The move to recruit low-wage, low-skilled service workers reflects the vision of John J. Sweeney, president of the AFL-CIO, who rose to the top of the labor movement after heading the SEIU, which uses strikes, sit-ins and other in-your-face tactics to win higher pay for bottom-rung workers.
More recently, Sweeney has challenged union locals across the country to commit 30 percent of their budgets to organizing a challenge to which many L.A. unions are rising.
Sweeney’s vision is shared by L.A.’s top labor officials, the most aggressive and high-profile of whom also come from the service sector.
Indeed, it’s no accident that the most significant labor disputes in Los Angeles in recent years the Justice for Janitors campaign; the battle to organize workers at Little Tokyo’s New Otani Hotel & Gardens; the fight over the living wage ordinance have revolved around workers on the lowest rungs of the pay scale.
“The public fights have definitely been in the service sector,” said Contreras, a veteran of the Hotel Employees and Restaurant Employees Union and United Farm Workers. “In terms of the manufacturing and industrial sectors, things have been a lot slower.”
But despite all of the attention on low-wage, low-skill workers, there are signs that the manufacturing unions are slowly beginning to get on the organizing bandwagon.
The L.A.-Orange County Building and Construction Trades Council, which represents 125,000 craftspeople in Southern California, for example, has begun sending union members into non-union shops, in an effort to recruit employees who are earning a fraction of what union workers make.
“For 15 years, we’ve languished,” said Richard Slawson, the group’s executive secretary. “But now we’re getting back to our roots.”
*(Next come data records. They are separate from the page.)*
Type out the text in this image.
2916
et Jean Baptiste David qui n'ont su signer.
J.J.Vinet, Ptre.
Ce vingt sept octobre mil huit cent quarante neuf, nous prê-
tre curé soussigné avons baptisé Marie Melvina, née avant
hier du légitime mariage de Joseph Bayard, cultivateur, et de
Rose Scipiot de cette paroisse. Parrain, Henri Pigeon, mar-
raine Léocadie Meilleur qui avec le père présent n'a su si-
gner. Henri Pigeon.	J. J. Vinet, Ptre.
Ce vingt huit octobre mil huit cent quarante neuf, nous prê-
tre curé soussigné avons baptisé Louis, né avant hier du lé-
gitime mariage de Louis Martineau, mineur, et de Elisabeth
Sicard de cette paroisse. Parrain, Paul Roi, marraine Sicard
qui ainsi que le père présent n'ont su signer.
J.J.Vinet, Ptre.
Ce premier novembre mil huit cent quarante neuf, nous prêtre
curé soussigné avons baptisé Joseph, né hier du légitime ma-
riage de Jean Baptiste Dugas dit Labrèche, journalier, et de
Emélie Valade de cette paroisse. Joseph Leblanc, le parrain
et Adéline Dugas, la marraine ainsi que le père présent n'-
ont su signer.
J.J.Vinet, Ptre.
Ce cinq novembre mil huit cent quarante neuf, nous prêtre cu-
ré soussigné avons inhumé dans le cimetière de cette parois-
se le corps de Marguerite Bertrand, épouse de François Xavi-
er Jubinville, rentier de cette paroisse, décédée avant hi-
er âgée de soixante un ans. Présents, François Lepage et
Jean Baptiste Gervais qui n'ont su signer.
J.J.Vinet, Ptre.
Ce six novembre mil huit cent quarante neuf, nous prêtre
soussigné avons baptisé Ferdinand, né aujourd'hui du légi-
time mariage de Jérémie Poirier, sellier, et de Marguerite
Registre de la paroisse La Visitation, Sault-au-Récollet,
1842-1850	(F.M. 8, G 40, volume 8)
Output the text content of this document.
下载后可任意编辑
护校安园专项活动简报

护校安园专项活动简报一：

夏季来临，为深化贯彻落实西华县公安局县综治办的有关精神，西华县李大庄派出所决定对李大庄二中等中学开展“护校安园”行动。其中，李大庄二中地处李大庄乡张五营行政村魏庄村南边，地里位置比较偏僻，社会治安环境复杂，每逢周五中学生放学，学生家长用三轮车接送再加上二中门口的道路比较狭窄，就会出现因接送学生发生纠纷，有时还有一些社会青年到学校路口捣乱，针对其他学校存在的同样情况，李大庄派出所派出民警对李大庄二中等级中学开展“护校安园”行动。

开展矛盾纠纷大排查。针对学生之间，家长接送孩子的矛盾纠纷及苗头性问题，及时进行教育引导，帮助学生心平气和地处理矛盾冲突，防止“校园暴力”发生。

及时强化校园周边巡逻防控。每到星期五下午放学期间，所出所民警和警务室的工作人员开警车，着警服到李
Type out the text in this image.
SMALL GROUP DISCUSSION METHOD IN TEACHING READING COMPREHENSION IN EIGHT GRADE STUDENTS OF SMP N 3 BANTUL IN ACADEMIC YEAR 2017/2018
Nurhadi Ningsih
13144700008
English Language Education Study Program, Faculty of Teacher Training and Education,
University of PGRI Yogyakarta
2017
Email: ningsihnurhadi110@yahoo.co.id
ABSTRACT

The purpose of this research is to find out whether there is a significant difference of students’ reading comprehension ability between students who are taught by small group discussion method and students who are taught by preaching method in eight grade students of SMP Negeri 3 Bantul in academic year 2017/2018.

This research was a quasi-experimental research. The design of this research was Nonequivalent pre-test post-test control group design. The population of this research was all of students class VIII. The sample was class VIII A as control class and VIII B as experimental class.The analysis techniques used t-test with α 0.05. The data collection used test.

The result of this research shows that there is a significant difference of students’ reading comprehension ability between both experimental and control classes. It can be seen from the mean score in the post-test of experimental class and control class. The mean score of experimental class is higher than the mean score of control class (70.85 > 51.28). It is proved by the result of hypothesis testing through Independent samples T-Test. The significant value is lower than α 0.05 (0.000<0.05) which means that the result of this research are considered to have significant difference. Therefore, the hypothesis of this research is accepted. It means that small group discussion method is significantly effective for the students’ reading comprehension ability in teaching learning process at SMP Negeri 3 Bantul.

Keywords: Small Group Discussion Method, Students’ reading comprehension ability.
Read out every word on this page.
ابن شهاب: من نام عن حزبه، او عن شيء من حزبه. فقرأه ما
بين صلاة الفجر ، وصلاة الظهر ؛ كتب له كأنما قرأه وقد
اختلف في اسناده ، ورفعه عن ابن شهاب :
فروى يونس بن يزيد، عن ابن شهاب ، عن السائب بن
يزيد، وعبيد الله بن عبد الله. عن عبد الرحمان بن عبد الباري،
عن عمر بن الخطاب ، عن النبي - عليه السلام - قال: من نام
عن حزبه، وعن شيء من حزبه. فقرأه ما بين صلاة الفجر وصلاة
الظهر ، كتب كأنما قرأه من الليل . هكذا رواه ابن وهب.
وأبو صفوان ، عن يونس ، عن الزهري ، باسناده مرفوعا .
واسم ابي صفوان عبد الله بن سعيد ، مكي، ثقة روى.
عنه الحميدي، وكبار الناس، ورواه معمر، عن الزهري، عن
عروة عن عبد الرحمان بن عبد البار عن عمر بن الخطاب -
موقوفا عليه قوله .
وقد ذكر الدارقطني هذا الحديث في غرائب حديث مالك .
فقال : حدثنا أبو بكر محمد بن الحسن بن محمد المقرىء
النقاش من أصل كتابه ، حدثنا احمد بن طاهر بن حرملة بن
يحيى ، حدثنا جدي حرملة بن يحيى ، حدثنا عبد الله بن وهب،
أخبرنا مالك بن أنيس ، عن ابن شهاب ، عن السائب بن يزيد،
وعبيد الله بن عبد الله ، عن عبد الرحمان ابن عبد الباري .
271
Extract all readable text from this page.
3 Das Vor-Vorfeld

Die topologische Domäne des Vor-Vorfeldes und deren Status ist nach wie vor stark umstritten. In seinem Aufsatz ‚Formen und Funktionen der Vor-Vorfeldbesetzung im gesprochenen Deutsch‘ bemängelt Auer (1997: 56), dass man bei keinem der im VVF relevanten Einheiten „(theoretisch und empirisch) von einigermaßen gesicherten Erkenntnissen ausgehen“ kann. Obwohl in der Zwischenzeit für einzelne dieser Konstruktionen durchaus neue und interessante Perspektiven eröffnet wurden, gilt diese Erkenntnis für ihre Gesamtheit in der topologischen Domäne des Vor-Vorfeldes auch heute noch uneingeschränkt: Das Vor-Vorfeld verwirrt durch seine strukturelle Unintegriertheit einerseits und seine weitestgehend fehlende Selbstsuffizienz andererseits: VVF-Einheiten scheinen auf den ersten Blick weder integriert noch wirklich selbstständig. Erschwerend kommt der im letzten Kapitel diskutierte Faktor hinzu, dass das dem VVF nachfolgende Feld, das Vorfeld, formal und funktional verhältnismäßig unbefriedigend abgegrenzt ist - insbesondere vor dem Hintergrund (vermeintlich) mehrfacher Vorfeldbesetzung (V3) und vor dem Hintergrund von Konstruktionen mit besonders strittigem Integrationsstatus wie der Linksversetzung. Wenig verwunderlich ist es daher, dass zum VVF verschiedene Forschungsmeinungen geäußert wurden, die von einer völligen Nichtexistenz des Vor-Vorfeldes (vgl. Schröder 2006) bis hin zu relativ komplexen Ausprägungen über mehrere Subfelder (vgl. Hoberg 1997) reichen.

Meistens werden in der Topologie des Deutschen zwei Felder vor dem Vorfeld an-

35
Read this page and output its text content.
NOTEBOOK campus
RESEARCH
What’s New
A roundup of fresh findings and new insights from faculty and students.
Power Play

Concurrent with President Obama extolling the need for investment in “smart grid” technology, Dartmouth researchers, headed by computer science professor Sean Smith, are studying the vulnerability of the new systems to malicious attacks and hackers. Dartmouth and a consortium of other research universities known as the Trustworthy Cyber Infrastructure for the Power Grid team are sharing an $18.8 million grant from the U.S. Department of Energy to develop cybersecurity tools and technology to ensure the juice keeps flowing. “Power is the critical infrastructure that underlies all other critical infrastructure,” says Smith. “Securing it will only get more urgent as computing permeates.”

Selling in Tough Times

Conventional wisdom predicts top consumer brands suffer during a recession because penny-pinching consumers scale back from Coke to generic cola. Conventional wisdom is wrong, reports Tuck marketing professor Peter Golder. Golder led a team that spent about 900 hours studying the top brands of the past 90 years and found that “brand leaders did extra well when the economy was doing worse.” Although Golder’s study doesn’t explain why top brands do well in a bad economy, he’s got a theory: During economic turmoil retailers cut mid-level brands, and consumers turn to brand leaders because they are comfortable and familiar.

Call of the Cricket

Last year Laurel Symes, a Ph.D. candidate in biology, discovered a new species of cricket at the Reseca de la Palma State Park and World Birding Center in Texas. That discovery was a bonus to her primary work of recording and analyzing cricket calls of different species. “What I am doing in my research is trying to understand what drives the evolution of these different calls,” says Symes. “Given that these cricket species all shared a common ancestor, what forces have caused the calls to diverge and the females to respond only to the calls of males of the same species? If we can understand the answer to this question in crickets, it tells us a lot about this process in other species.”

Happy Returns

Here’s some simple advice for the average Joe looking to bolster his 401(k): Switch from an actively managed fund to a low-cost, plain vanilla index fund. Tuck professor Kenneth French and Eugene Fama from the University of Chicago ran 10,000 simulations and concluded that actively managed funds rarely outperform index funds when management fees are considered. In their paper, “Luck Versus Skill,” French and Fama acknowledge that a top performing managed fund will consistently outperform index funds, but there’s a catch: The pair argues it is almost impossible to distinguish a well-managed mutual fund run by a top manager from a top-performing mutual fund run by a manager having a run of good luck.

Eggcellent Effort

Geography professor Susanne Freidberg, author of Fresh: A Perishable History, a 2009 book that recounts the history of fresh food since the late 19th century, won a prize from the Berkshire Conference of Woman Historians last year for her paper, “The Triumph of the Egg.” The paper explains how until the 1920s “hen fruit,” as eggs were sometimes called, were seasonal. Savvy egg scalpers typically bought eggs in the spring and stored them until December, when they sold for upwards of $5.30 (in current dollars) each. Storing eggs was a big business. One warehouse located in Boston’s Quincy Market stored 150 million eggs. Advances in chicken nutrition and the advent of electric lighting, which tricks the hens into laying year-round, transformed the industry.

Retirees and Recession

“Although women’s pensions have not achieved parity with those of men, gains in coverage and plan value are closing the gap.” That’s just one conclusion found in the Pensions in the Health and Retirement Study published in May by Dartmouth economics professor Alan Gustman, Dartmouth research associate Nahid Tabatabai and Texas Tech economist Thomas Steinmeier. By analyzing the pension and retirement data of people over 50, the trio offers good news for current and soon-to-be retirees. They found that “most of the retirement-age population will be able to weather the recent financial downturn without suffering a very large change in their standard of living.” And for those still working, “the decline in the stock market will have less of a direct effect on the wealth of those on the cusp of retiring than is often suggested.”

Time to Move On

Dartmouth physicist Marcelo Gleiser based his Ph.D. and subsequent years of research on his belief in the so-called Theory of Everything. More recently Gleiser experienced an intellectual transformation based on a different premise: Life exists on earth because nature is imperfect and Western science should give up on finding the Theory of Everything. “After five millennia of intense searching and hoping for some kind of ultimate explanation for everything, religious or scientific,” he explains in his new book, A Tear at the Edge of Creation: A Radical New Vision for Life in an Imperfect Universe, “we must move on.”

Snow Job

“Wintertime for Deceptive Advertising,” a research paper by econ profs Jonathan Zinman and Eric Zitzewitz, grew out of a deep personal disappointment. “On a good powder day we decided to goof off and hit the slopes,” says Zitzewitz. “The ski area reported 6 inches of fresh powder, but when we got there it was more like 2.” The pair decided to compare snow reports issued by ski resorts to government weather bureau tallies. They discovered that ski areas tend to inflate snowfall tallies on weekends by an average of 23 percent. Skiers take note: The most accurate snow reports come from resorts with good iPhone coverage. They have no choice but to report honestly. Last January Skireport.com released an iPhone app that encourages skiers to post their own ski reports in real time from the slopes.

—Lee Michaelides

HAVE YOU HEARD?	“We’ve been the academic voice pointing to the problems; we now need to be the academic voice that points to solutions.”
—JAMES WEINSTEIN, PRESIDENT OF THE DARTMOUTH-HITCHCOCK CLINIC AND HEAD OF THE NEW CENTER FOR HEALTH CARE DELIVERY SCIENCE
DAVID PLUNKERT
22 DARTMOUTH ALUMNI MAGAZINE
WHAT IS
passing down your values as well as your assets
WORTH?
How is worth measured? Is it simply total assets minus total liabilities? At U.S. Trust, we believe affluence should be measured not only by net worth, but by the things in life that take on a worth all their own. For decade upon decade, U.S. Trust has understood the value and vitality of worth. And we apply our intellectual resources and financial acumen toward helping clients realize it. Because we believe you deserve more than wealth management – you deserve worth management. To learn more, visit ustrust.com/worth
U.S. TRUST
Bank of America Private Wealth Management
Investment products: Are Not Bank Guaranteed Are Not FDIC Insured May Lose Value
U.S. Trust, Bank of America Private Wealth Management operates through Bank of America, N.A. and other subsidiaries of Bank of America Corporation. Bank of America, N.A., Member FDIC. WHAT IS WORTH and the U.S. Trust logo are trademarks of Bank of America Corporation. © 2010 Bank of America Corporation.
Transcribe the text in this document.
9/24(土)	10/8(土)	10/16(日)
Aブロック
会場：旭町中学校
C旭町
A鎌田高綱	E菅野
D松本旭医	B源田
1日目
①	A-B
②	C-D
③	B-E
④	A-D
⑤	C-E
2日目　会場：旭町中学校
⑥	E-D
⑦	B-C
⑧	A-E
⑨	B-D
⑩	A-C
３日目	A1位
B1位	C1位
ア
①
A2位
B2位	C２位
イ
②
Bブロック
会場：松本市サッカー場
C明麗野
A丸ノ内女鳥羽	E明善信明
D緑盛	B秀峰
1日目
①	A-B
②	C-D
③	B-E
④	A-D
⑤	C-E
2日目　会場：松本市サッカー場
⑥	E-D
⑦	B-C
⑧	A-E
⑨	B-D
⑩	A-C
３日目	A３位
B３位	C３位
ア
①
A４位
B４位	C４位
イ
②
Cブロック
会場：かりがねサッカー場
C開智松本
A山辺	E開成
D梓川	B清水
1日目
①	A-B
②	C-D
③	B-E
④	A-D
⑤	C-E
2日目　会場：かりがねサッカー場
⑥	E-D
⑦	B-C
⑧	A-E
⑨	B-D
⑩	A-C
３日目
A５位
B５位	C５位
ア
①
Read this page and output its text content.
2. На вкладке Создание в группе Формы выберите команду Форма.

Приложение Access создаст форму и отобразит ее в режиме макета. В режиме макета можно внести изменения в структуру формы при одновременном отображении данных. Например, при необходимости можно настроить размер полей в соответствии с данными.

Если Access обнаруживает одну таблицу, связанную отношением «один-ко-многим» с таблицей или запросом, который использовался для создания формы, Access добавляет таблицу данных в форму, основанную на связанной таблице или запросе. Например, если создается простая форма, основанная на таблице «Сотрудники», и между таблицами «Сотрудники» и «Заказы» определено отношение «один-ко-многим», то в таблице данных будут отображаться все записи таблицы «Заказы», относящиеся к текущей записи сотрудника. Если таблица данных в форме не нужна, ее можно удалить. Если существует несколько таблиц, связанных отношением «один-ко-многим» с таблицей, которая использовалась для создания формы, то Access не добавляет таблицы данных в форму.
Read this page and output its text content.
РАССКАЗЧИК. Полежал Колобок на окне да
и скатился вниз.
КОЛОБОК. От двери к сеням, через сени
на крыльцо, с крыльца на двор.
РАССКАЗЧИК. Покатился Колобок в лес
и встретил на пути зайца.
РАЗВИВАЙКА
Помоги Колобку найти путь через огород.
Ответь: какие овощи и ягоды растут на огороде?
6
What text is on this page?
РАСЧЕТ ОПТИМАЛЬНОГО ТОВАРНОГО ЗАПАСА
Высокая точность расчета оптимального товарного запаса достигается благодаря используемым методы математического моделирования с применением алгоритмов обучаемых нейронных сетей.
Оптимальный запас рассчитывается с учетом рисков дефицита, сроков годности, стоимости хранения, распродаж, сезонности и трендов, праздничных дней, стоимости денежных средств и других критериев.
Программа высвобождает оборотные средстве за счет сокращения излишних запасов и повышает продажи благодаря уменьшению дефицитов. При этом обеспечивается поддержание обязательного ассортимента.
The same is true of the Regional Council of Carpenters. Despite the fact that union carpenters make as much as $20 an hour, the group has been energized by Sweeney’s call to organize, said Patrick McGinn, the group’s business representative.
“Any time you help the bottom,” he said, “you help us all.”
Nonetheless, exporting the organizing zeal of the service sector to the industrial sector is likely to be difficult, at best.
Between 1987 and 1996, L.A. County lost 241,000 manufacturing jobs the vast majority of them union jobs as a result of the restructuring of the U.S. economy following the end of the Cold War, according to the Economic Development Corp. of L.A. County.
Those staggering losses sent the region’s manufacturing and industrial unions into something of a state of shock, as they shifted their attention to maintaining work conditions and benefits for remaining members, rather than building their clout by recruiting new workers.
The leadership void in large part has been filled by service employee union leaders such as Contreras, Maria Elena Durazo, president of Local 11 of the hotel workers union, and Julie Butcher of SEIU Local 347, the powerful public employees union.
In the meantime, Southern California has begun to regain at least some of its manufacturing base. The county has 659,000 manufacturing jobs, up a bit from a low of 638,000 in 1995.
Labor officials say very few of those jobs are unionized. Of the 300,000 metal workers in L.A. County, for example, only 10 percent to 15 percent are members of a union, according to Carl Kessler, who chairs the organizing committee of Local 725 of the International Association of Machinists.
That compares to a national rates of union membership in the metal trades of between 30 percent and 35 percent, Kessler added.
And organizing those workers is likely to be difficult at best, union officials admit. Of the 18,101 manufacturing establishments in L.A. County, more than 15,000 have fewer than 49 employees, according to the EDC, and only 113 have more than 500 workers.
“This is not the traditional turf of unions,” said Jack Kyser, chief economist of the EDC. “It presents a very unusual playing field.”
Added Contreras: “The challenge is, how do you organize an industry? If you go one by one by one, they’ll still be doing it long after we’ve all retired.”